I am the first Applied Behaviorist to earn a Master’s of Science and Ph.D. at Simmons College in Applied Behavior Analysis (ABA) with an animal specialty, and I am a BCBA (Board-Certified Behavior Analyst). My undergraduate degree is from Lesley University, where my major was Intercultural Communication. I like to think my degrees give me a special ability to communicate the science of behavior analysis to humans; this is my passion, and I love to teach it.

I have been training dogs as a hobby and professionally for 9 years, gaining insight by starting with a recalcitrant-appearing bull terrier named Fanny with whom I wanted to do Agility. (Her behavior was not unlike a country star at a Nashville “meet and greet,” running out of the Agility ring to greet every canine and human within 5 feet of the ring... not a good way to score points towards Agility titles.) Traditional correction-based methods did not have the wanted effect, nor did feeding her massive amounts of treats.
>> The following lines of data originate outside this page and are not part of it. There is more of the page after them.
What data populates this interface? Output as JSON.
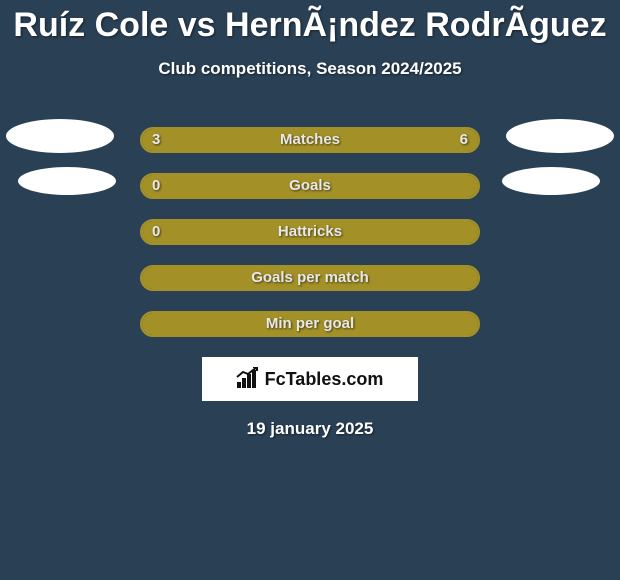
{
  "title": "Ruíz Cole vs HernÃ¡ndez RodrÃ­guez",
  "subtitle": "Club competitions, Season 2024/2025",
  "date": "19 january 2025",
  "brand": "FcTables.com",
  "colors": {
    "background": "#2a4055",
    "bar_border": "#a39128",
    "bar_fill": "#a39128",
    "text": "#ffffff",
    "brand_bg": "#ffffff",
    "brand_text": "#111111"
  },
  "stats": [
    {
      "label": "Matches",
      "left_value": "3",
      "right_value": "6",
      "left_pct": 31,
      "right_pct": 69,
      "show_left_avatar": true,
      "show_right_avatar": true,
      "avatar_size": "big"
    },
    {
      "label": "Goals",
      "left_value": "0",
      "right_value": "",
      "left_pct": 0,
      "right_pct": 100,
      "show_left_avatar": true,
      "show_right_avatar": true,
      "avatar_size": "small"
    },
    {
      "label": "Hattricks",
      "left_value": "0",
      "right_value": "",
      "left_pct": 0,
      "right_pct": 100,
      "show_left_avatar": false,
      "show_right_avatar": false
    },
    {
      "label": "Goals per match",
      "left_value": "",
      "right_value": "",
      "left_pct": 0,
      "right_pct": 100,
      "show_left_avatar": false,
      "show_right_avatar": false
    },
    {
      "label": "Min per goal",
      "left_value": "",
      "right_value": "",
      "left_pct": 100,
      "right_pct": 0,
      "show_left_avatar": false,
      "show_right_avatar": false
    }
  ]
}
It wasn’t until I met Brenda Buja, behavior maven and nationally-ranked Agility competitor (with her Staffy bull, Stella), who reintroduced me to the science of behavior and how it could be applied for desired results. The results? Fanny was the top AKC Agility bull terrier 2005 and 2006, and was invited to the AKC Agility Invitationals, in Long Beach, California, where she made a respectable showing, garnering a clean run and a LOT of applause at the Awards Banquet. Fanny also earned a Rally Obedience title, two legs towards an Obedience CD, and was only the second bull terrier to earn a Versatility Award from the Bull Terrier Club of America without a breed championship. I owe her a lot, and miss her every day.

In the you-learn-most-from-your-own-dogs department, my husband and I also own rescue bull terrier, Pepper, a dog we fostered for our breed Club, and kept when my husband and Pepper became close, apparently inseparable, pals. From a combination of bad breeding and under-socialization, previous harsh training methods, and being badly bitten by other dogs, Pepper became aggressive towards other humans and other dogs. Before grad school, Pepper and I spent time with trainers such as Pamela Dennison and Emma Parsons, and that was a valuable start. My doctoral research included functional assessment and analysis (and treatment) of dog aggression.
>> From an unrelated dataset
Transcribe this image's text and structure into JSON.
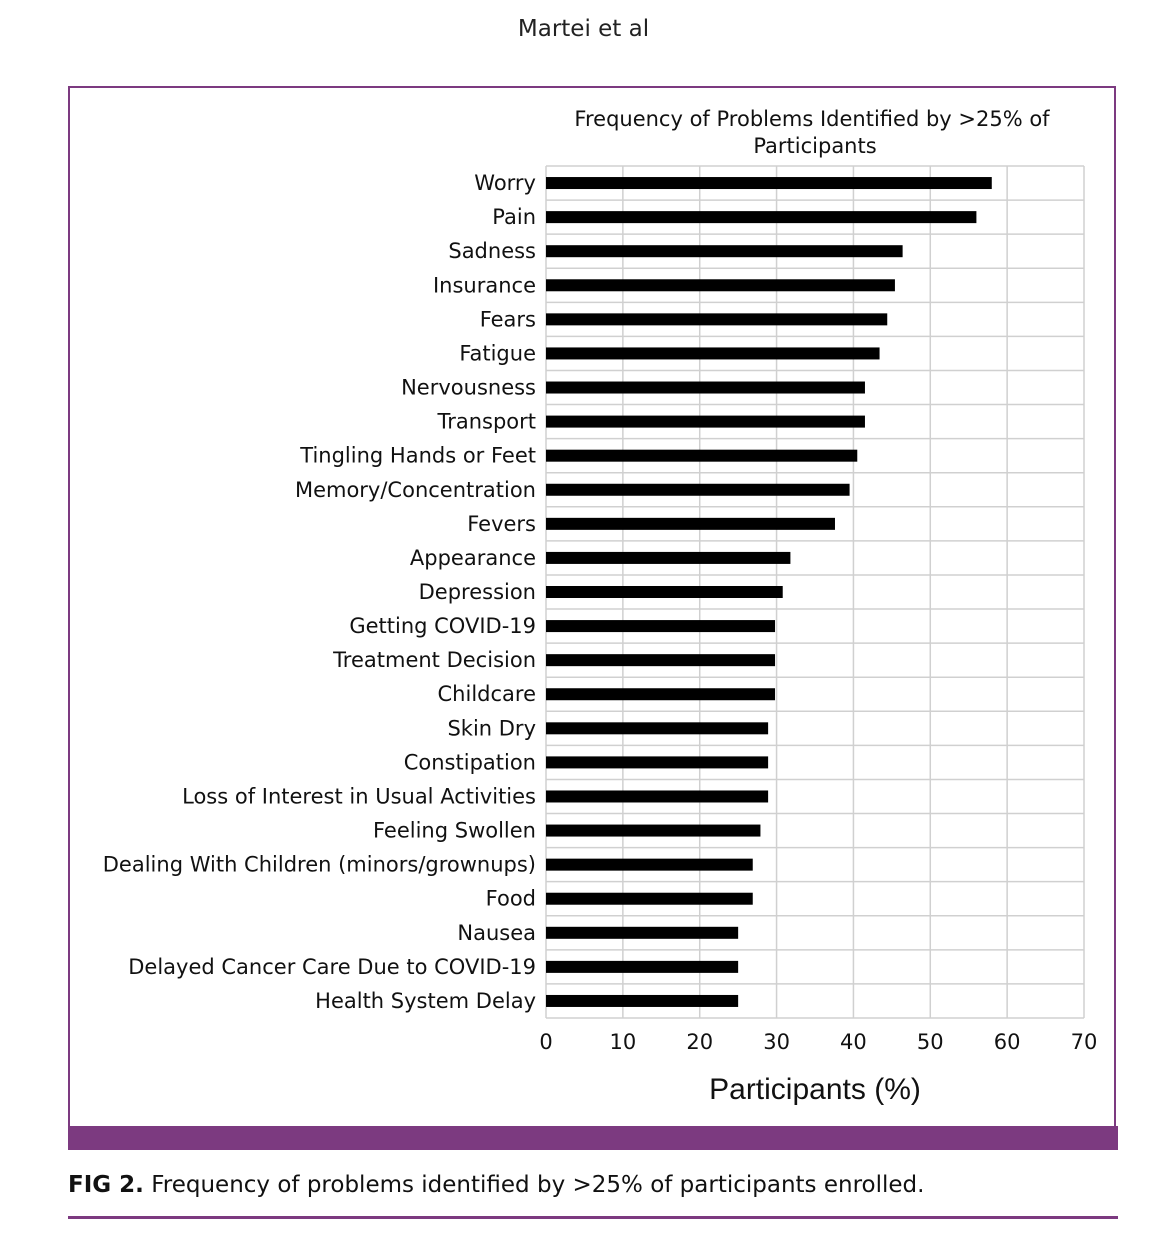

My youngest bull terrier, Radio, earned his Canine Good Citizen Award at age 8 months, and is a breed champion. He is the second bull terrier to be certified by the National Association of Canine Nosework, and has been a great experimental subject for stimulus equivalence research in dogs.
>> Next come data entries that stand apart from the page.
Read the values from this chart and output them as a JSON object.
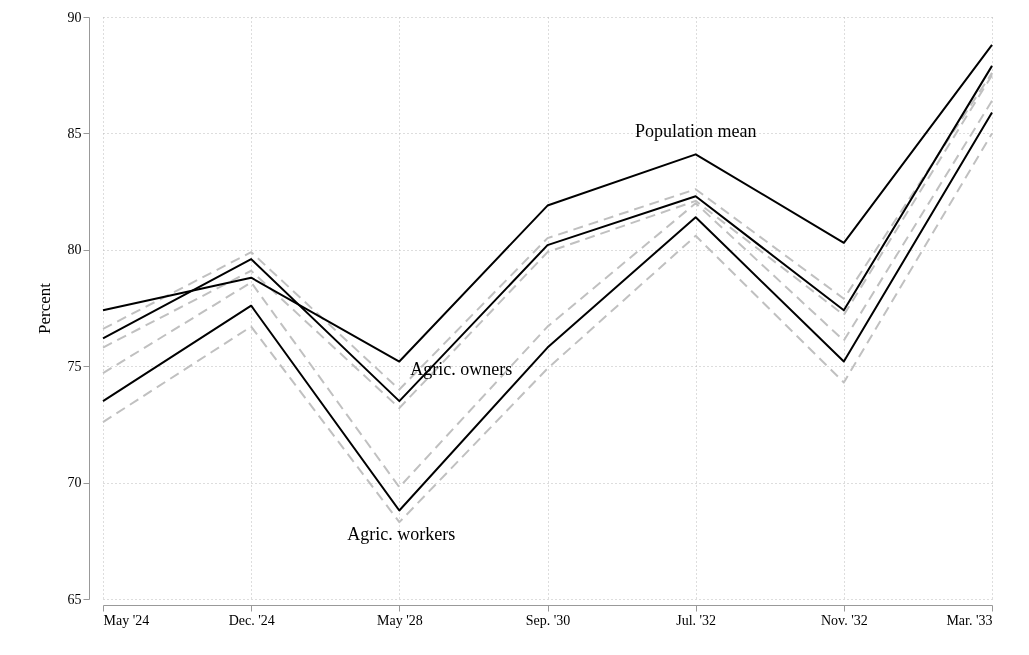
{
  "chart_data": {
    "type": "line",
    "ylabel": "Percent",
    "categories": [
      "May '24",
      "Dec. '24",
      "May '28",
      "Sep. '30",
      "Jul. '32",
      "Nov. '32",
      "Mar. '33"
    ],
    "ylim": [
      65,
      90
    ],
    "yticks": [
      65,
      70,
      75,
      80,
      85,
      90
    ],
    "grid": true,
    "legend": false,
    "series": [
      {
        "color": "#c0c0c0",
        "line_style": "dashed",
        "values": [
          76.6,
          79.9,
          74.0,
          80.5,
          82.6,
          77.9,
          87.6
        ]
      },
      {
        "color": "#c0c0c0",
        "line_style": "dashed",
        "values": [
          75.8,
          79.1,
          73.2,
          79.9,
          82.1,
          77.2,
          87.5
        ]
      },
      {
        "color": "#c0c0c0",
        "line_style": "dashed",
        "values": [
          74.7,
          78.6,
          69.8,
          76.7,
          82.0,
          76.1,
          86.4
        ]
      },
      {
        "color": "#c0c0c0",
        "line_style": "dashed",
        "values": [
          72.6,
          76.7,
          68.3,
          74.9,
          80.6,
          74.3,
          85.0
        ]
      },
      {
        "name": "Population mean",
        "color": "#000000",
        "line_style": "solid",
        "values": [
          77.4,
          78.8,
          75.2,
          81.9,
          84.1,
          80.3,
          88.8
        ]
      },
      {
        "name": "Agric. owners",
        "color": "#000000",
        "line_style": "solid",
        "values": [
          76.2,
          79.6,
          73.5,
          80.2,
          82.3,
          77.4,
          87.9
        ]
      },
      {
        "name": "Agric. workers",
        "color": "#000000",
        "line_style": "solid",
        "values": [
          73.5,
          77.6,
          68.8,
          75.8,
          81.4,
          75.2,
          85.9
        ]
      }
    ]
  }
}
I am the Director of the Behavior Department at the Massachusetts Society for Prevention of Cruelty to Animals (MSPCA), in Boston, MA, where I teach, supervise a very successful training program for pet dogs, provide staff enrichment, train Shelter dogs and their new owners, and help to assess surrendered dogs for the best placement. Outside of the MSPCA, I have a private behavioral practice and work with pet owners and their animals in their homes. I also am an adjunct professor in Behavior Analysis at Simmons College, a Mentor for those studying to become BCBA's, and a Faculty Fellow at the Cummings School of Veterinary Medicine.

My academic interests have focused on functional assessment and analysis of dog behavior, stimulus equivalence in dogs, using prompt delays to transfer stimulus control, and curricular design.